Right. So in the summer of 1987 we left Georgetown and moved to Lewisville, which is just north of Dallas. This was the summer after my fifth-grade year. Mrs. Truehardt had retired after fourth grade anyway, our pilot program finished, so at least I wasn’t having to suffer leaving her and my core of classmates behind, as we’d already been disbanded. I would mostly miss my best friend (and next-door neighbor) Tara and her family, and my best school friend Emily.
Dad’s people had found us a temporary house, and it was awful. There was something malevolent in it, and we all knew it. Even our dachshund was acting strangely. One of the bedrooms in the house (there were three) would close and lock itself periodically. We only used it for storage, but it was still annoying. And I’d seen a strange woman walking up and down the hall from time to time.
You have to understand, my grandmother came from a line of Scottish witches. And my dad’s grandmother—the one whose name I share—knew her share of Voodoo. Of course my mom would often rage against the “generational curse” with which I was afflicted, praying over me, sometimes anointing me with oil. Doesn’t seem all that different from other rituals, come to think of it. If she’d have burned sage . . .

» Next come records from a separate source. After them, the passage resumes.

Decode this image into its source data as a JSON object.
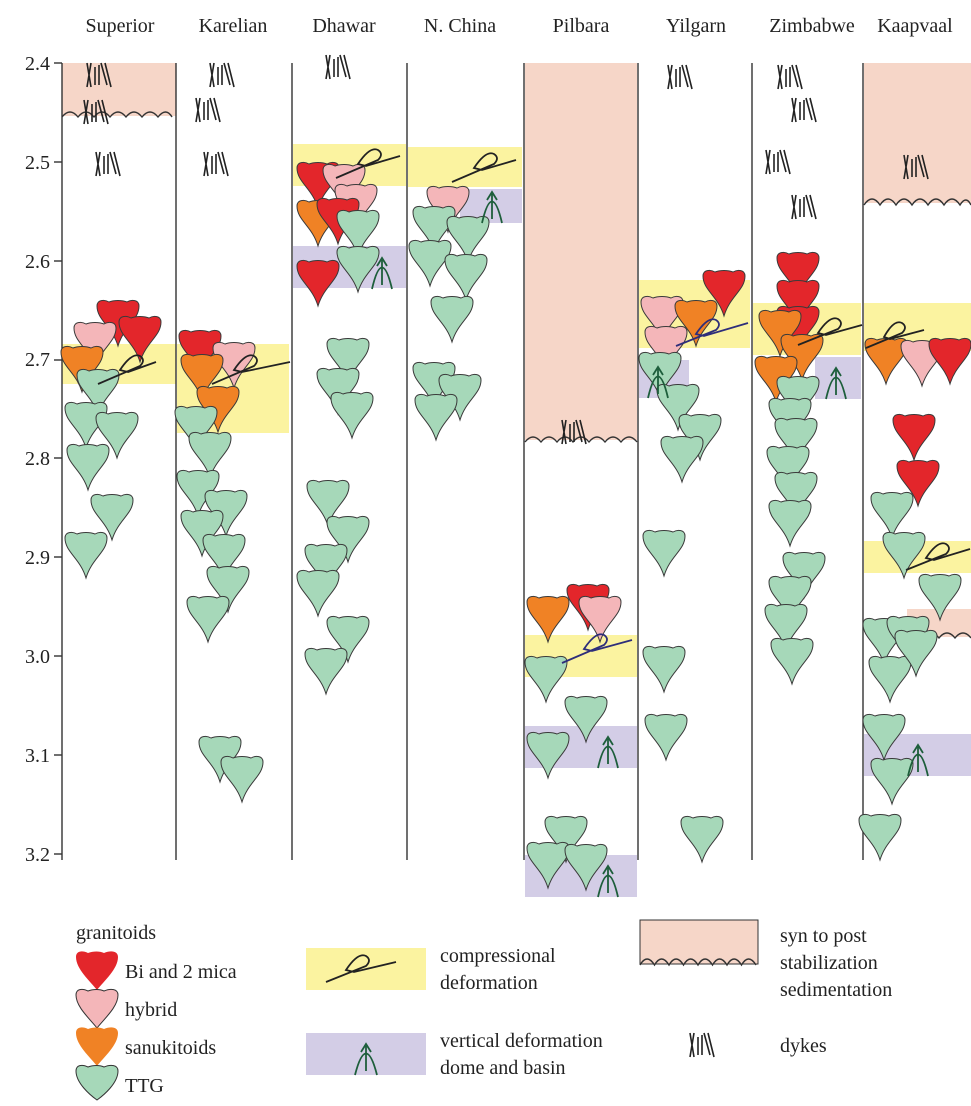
{
  "cratons": [
    {
      "name": "Superior"
    },
    {
      "name": "Karelian"
    },
    {
      "name": "Dhawar"
    },
    {
      "name": "N. China"
    },
    {
      "name": "Pilbara"
    },
    {
      "name": "Yilgarn"
    },
    {
      "name": "Zimbabwe"
    },
    {
      "name": "Kaapvaal"
    }
  ],
  "y_axis": {
    "ticks": [
      "2.4",
      "2.5",
      "2.6",
      "2.7",
      "2.8",
      "2.9",
      "3.0",
      "3.1",
      "3.2"
    ]
  },
  "colors": {
    "bi_2mica": "#e3262b",
    "hybrid": "#f4b6b9",
    "sanukitoids": "#f08225",
    "ttg": "#a6d8b9",
    "compressional": "#fbf3a0",
    "vertical": "#d3cde6",
    "sedimentation": "#f6d6c8",
    "line": "#333333"
  },
  "legend": {
    "granitoids_title": "granitoids",
    "bi_2mica": "Bi and 2 mica",
    "hybrid": "hybrid",
    "sanukitoids": "sanukitoids",
    "ttg": "TTG",
    "compressional_line1": "compressional",
    "compressional_line2": "deformation",
    "vertical_line1": "vertical deformation",
    "vertical_line2": "dome and basin",
    "sedimentation_line1": "syn to post",
    "sedimentation_line2": "stabilization",
    "sedimentation_line3": "sedimentation",
    "dykes": "dykes"
  }
}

Anyway, we eventually found out the reason the house had been so quick and easy to rent short term is that no one else wanted it after there having been a murder in it. A man had beat and strangled his wife or girlfriend or whatever. She had at one point locked herself in the third bedroom, but he’d forced the door. Fun!
We only stayed about six months.
But since we’d moved in summer, I did not know anyone. Nor did there seem to be many kids in our neighborhood. So I spent the summer inside, watching a lot of Nickelodeon and Disney Channel. That was the summer Disney was airing Summer Magic so often. And I would stay up and watch Nick at Nite, all the old black-and-white sitcoms: Ann Southern and Make Room for Daddy and Mister Ed. They would show the old Oscar Meyer commercials, too, with that eerie whistle.
Really, it was just difficult to sleep in that house, and the place gave me nightmares. So I would stay up until I just couldn’t keep my eyes open any longer.
When school began, my parents decided to send me to a private Christian school. It was so small the fifth and sixth grades were taught together in one room. And even then there were only eleven of us. We had chapel (except it wasn’t really) every morning, and we had to memorize long passages from Proverbs. The textbooks were almost funny, particularly the history book, which of course began with Genesis and the creation of the world. (Or maybe that was the biology book? I can’t remember.)
We also had this weird class once a week where we had to go do workbooks by Zig Ziglar. And for phys ed girls took ballet while boys did whatever sport was in season.
I was a well-behaved student but decidedly difficult to mold in God’s image. I was reading Watership Down that year, and when others asked me what it was about, I began to hold court during recess. I would sit on one of the picnic tables and recount the story of Hazel-Rah, Fiver, and their companions. My classmates thought it sounded like a great game, so the elected me to be Hazel, and everyone took a rabbit name, and at recess the boys (who were the Efrafans) would “raid” our warren.
At the end of the school year I was politely asked to leave the school. Something to do with my influencing the others in odd ways (and maybe it hadn’t helped that the pastor’s son had been an Efrafan). But they gave me an award for “Thoroughness,” whatever that means.
I wasn’t so sad to leave the school as I was the one or two good friends I’d made, including one Joel Boersma, on whom I had a terrible crush. His parents had been missionaries in Africa, and they’d only just come back to the U.S. Joel co-captained field day with me, and for some sad reason this remains one of the greatest moments of my youth. Though as I understand it they moved again not so long after.